A Creditor’s proof of claim that is properly and timely filed is deemed under the Bankruptcy Rules to be correct as to the validity and amount of the claim.  However, the Debtor, Trustee or other party in interest may object to the claim which puts the burden of proof on the Creditor to prove the validity of the claim.  Some common reasons for an objection to be filed include a dispute as to the amount of the claim; a dispute as to the classification of the claim (such as secured or unsecured), a failure to attach proper documents evidencing the Debtor’s liability for the claim and so forth.  If a claim is filed after the bar date then the Debtor or Trustee will likely object to the claim as late and seek to disallow it or subordinate the late-filed claim to the claims of timely filed creditors.

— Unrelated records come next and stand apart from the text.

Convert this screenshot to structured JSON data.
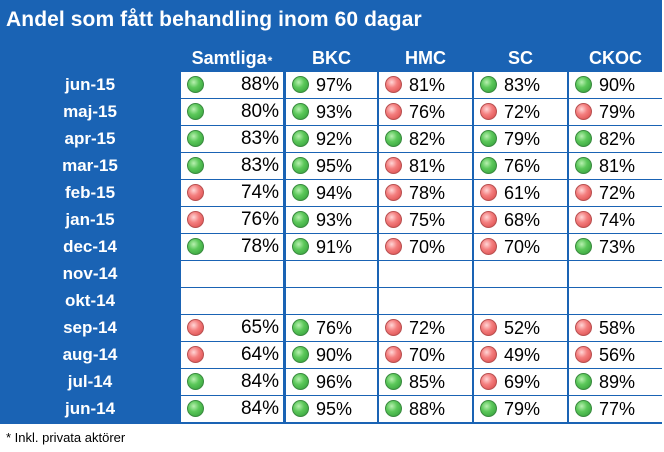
{
  "title": "Andel som fått behandling inom 60 dagar",
  "columns": [
    {
      "label": "Samtliga",
      "marker": "*"
    },
    {
      "label": "BKC",
      "marker": ""
    },
    {
      "label": "HMC",
      "marker": ""
    },
    {
      "label": "SC",
      "marker": ""
    },
    {
      "label": "CKOC",
      "marker": ""
    }
  ],
  "colors": {
    "green": "#4cbb4c",
    "red": "#ee6b6b",
    "panel": "#1a63b4"
  },
  "rows": [
    {
      "label": "jun-15",
      "cells": [
        {
          "v": "88%",
          "s": "green"
        },
        {
          "v": "97%",
          "s": "green"
        },
        {
          "v": "81%",
          "s": "red"
        },
        {
          "v": "83%",
          "s": "green"
        },
        {
          "v": "90%",
          "s": "green"
        }
      ]
    },
    {
      "label": "maj-15",
      "cells": [
        {
          "v": "80%",
          "s": "green"
        },
        {
          "v": "93%",
          "s": "green"
        },
        {
          "v": "76%",
          "s": "red"
        },
        {
          "v": "72%",
          "s": "red"
        },
        {
          "v": "79%",
          "s": "red"
        }
      ]
    },
    {
      "label": "apr-15",
      "cells": [
        {
          "v": "83%",
          "s": "green"
        },
        {
          "v": "92%",
          "s": "green"
        },
        {
          "v": "82%",
          "s": "green"
        },
        {
          "v": "79%",
          "s": "green"
        },
        {
          "v": "82%",
          "s": "green"
        }
      ]
    },
    {
      "label": "mar-15",
      "cells": [
        {
          "v": "83%",
          "s": "green"
        },
        {
          "v": "95%",
          "s": "green"
        },
        {
          "v": "81%",
          "s": "red"
        },
        {
          "v": "76%",
          "s": "green"
        },
        {
          "v": "81%",
          "s": "green"
        }
      ]
    },
    {
      "label": "feb-15",
      "cells": [
        {
          "v": "74%",
          "s": "red"
        },
        {
          "v": "94%",
          "s": "green"
        },
        {
          "v": "78%",
          "s": "red"
        },
        {
          "v": "61%",
          "s": "red"
        },
        {
          "v": "72%",
          "s": "red"
        }
      ]
    },
    {
      "label": "jan-15",
      "cells": [
        {
          "v": "76%",
          "s": "red"
        },
        {
          "v": "93%",
          "s": "green"
        },
        {
          "v": "75%",
          "s": "red"
        },
        {
          "v": "68%",
          "s": "red"
        },
        {
          "v": "74%",
          "s": "red"
        }
      ]
    },
    {
      "label": "dec-14",
      "cells": [
        {
          "v": "78%",
          "s": "green"
        },
        {
          "v": "91%",
          "s": "green"
        },
        {
          "v": "70%",
          "s": "red"
        },
        {
          "v": "70%",
          "s": "red"
        },
        {
          "v": "73%",
          "s": "green"
        }
      ]
    },
    {
      "label": "nov-14",
      "cells": [
        {
          "v": "",
          "s": ""
        },
        {
          "v": "",
          "s": ""
        },
        {
          "v": "",
          "s": ""
        },
        {
          "v": "",
          "s": ""
        },
        {
          "v": "",
          "s": ""
        }
      ]
    },
    {
      "label": "okt-14",
      "cells": [
        {
          "v": "",
          "s": ""
        },
        {
          "v": "",
          "s": ""
        },
        {
          "v": "",
          "s": ""
        },
        {
          "v": "",
          "s": ""
        },
        {
          "v": "",
          "s": ""
        }
      ]
    },
    {
      "label": "sep-14",
      "cells": [
        {
          "v": "65%",
          "s": "red"
        },
        {
          "v": "76%",
          "s": "green"
        },
        {
          "v": "72%",
          "s": "red"
        },
        {
          "v": "52%",
          "s": "red"
        },
        {
          "v": "58%",
          "s": "red"
        }
      ]
    },
    {
      "label": "aug-14",
      "cells": [
        {
          "v": "64%",
          "s": "red"
        },
        {
          "v": "90%",
          "s": "green"
        },
        {
          "v": "70%",
          "s": "red"
        },
        {
          "v": "49%",
          "s": "red"
        },
        {
          "v": "56%",
          "s": "red"
        }
      ]
    },
    {
      "label": "jul-14",
      "cells": [
        {
          "v": "84%",
          "s": "green"
        },
        {
          "v": "96%",
          "s": "green"
        },
        {
          "v": "85%",
          "s": "green"
        },
        {
          "v": "69%",
          "s": "red"
        },
        {
          "v": "89%",
          "s": "green"
        }
      ]
    },
    {
      "label": "jun-14",
      "cells": [
        {
          "v": "84%",
          "s": "green"
        },
        {
          "v": "95%",
          "s": "green"
        },
        {
          "v": "88%",
          "s": "green"
        },
        {
          "v": "79%",
          "s": "green"
        },
        {
          "v": "77%",
          "s": "green"
        }
      ]
    }
  ],
  "footnote": "* Inkl. privata aktörer"
}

A creditor will have the opportunity to respond to an objection to its claim though this response would need to be filed by an attorney within the usually short time period set by the Court after the objection is filed.  Failure on the part of the creditor to respond to an objection will often result in the objecting party (such as the Debtor or Trustee) receiving an Order permitting the relief sought in the objection, such as disallowance or reduction of the allowed amount of the claim.  The Bankruptcy Court will schedule a hearing to consider the objection and the Creditor’s response in support of its claim and will make a determination as to the allowance of the claim.  The Court may allowed the claim as filed or may disallow it in its entirety or may determine that the claim is to be allowed but modified in some way such as a change in the category of claim (for example a secured claim being changed to an unsecured claim) or a change in the amount of such claim.  Creditors are well advised to carefully review correspondence received in bankruptcy cases in order to monitor whether an objection to claim has been filed.  If such an objection is filed then the creditor should notify its attorney immediately in order to take appropriate steps to address the objection and preserve the claim.